Thalamic opioids from POMC satiety neurons switch on sugar appetite.
Summary
In mice, hypothalamic POMC satiety neurons paradoxically promote sugar appetite via a projection to the paraventricular thalamus that inhibits postsynaptic neurons through mu-opioid receptors. The circuit is preferentially engaged during sugar consumption in sated states, and its inhibition reduces high-sugar intake.
Key Findings
- POMC neurons simultaneously promote satiety and activate sugar appetite.
- A POMC→paraventricular thalamus projection inhibits postsynaptic neurons via mu-opioid receptor signaling.
- The thalamic opioid circuit is strongly engaged during sugar consumption in sated states.

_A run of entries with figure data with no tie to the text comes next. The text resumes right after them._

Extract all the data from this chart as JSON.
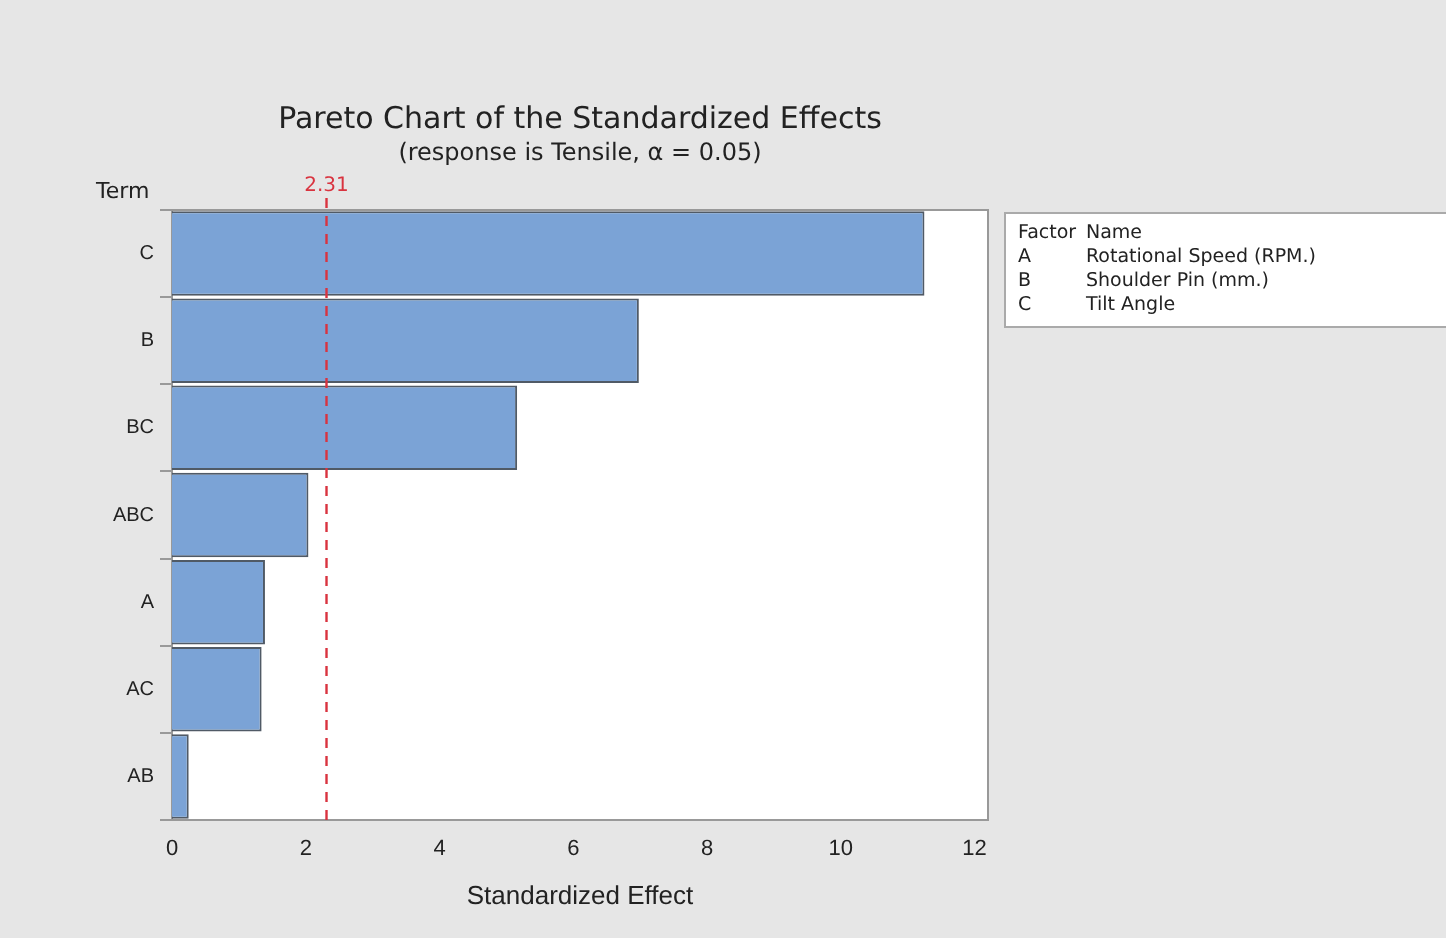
{
  "chart_data": {
    "type": "bar",
    "orientation": "horizontal",
    "title": "Pareto Chart of the Standardized Effects",
    "subtitle": "(response is Tensile, α = 0.05)",
    "xlabel": "Standardized Effect",
    "ylabel": "Term",
    "categories": [
      "C",
      "B",
      "BC",
      "ABC",
      "A",
      "AC",
      "AB"
    ],
    "values": [
      11.25,
      6.98,
      5.16,
      2.04,
      1.39,
      1.34,
      0.25
    ],
    "color": "#7ba3d6",
    "xlim": [
      0,
      12.2
    ],
    "xticks": [
      0,
      2,
      4,
      6,
      8,
      10,
      12
    ],
    "ref_lines": [
      {
        "axis": "x",
        "value": 2.31,
        "label": "2.31",
        "color": "#d9333f",
        "line_style": "dashed"
      }
    ],
    "annotations": [
      "Factor",
      "Name",
      "A",
      "Rotational Speed (RPM.)",
      "B",
      "Shoulder Pin (mm.)",
      "C",
      "Tilt Angle"
    ],
    "grid": false,
    "legend": false
  }
}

- Inhibiting the circuit reduces high-sugar diet intake in sated mice.
Clinical Implications
While preclinical, mu-opioid signaling in paraventricular thalamus downstream of POMC neurons emerges as a candidate target to curb sugar overconsumption without broadly suppressing appetite. It informs design of neuromodulatory or pharmacologic strategies to reduce high-sugar intake.
Why It Matters
Reveals a previously unrecognized opioid microcircuit linking satiety signaling to hedonic sugar intake, offering a mechanistic basis for dessert consumption after meals and potential targets for obesity interventions.
Limitations
- Findings are in mice; translational generalizability to humans remains to be established.
- Specificity to sugar rewards versus other palatable nutrients is not fully characterized in the abstract.
Future Directions
Test pharmacologic modulation of thalamic mu-opioid signaling in models of obesity and in human imaging/neuromodulation studies; delineate nutrient specificity and interactions with other reward circuits.
Study Information
- Study Type
- Case-control
- Research Domain
- Pathophysiology
- Evidence Level
- V - Preclinical mechanistic evidence in animal models; no clinical outcomes.